Likewise, he said, “If we rely on antiretroviral medication for prevention we have to first convince people to take it. So some people may be in denial or ignorant of their HIV risk so part of the combination is testing people whether they are uninfected and people who are not infected to assess their patterns of risk to figure out what’s the best protection they will benefit from, counsel them to be adherent to the medication and to minimize other kinds of risk taking – so it is always a combination even now – it is not just the pill but it is the pill plus behavior interventions."
Part of the current research looks into what is the least amount of medication that needs to be applied, whether a gel or pill is effective right before or after sex, he continued. There is still the question of what is the minimum amount of medication necessary for prevention, because many people are not at risk every day.
“Another question for researchers is to try to find the right medication.
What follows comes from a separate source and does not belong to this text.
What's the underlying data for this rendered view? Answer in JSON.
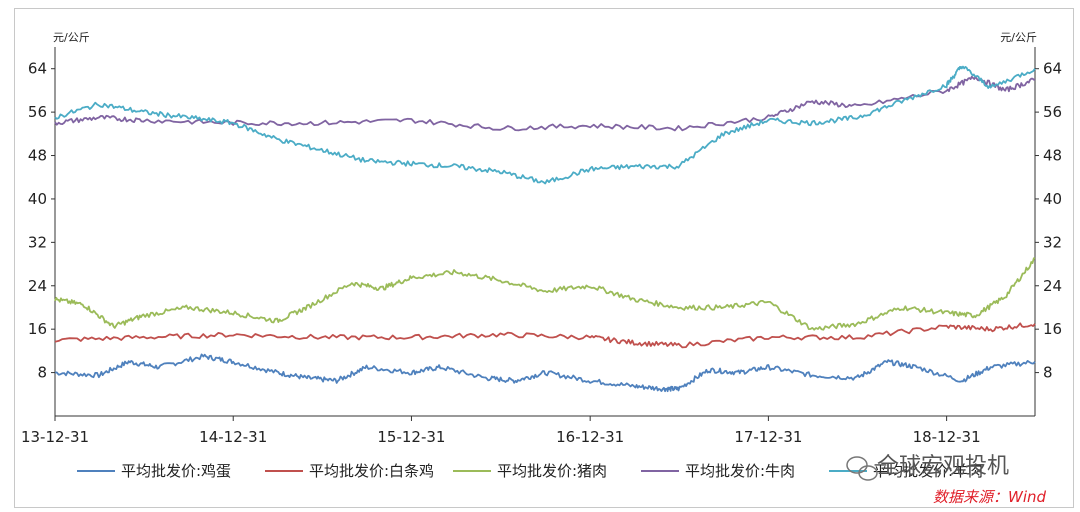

Many studies so far have used the tenofovir + FTC, and results show that it is a very well tolerated medication – which does have side effects on kidney and bone and is also the mainstay of treatment,” Meyer added. “Also with different populations there might be different delivery modes that will be beneficial – do we have to rely on a pill or a gel or can we use a ring or an injection so the field is going to take a long time to figure this out."
As with antiretrovirals for prevention, the vaccine field is at a very early stage. Thailand's RV144 HIV vaccine study gave the first proof of concept in 2009 although effectiveness was low at 31 percent. Dr Fauci replied to a question at a press conference in Boston that even if the RV144 study that is currently being replicated in South Africa gave the same effectiveness as the Thai 2009 study, the US FDA is unlikely to license it for use.
Dr Mayer advocates research studies that combine different HIV prevention tools such as studies that look at HIV vaccine candidates and pre-exposure prophylaxis, either oral or topical use, for example.
Fauci agreed in the 2012 plenary at AIDS Vaccine, referring the use of an HIV vaccine together with non-vaccine combination prevention modalities in studies. The bad news, he said, is that this will make HIV vaccine trial design more complicated but good news is that HIV vaccine efficacy need not be 95 percent in combination studies.
Another major question in implementing health programs around the world is that there is no quick solution when it comes to access, especially for populations most at risk of a given health problem. If we start scaling up all evidence-based HIV prevention, treatment and care tools and approaches as best as we can, and effectively address structural drivers of HIV, and barriers to services that are being rolled out, possibly we can bring the HIV infection rates very low, may be reach the proverbial 'zero'.
And as Dr Fauci had said, when we do get a HIV vaccine as the years roll by, then it may be a final 'nail in the coffin to maintain elimination'. Till then, we have no excuse not to do all what's possible to turn the HIV tide.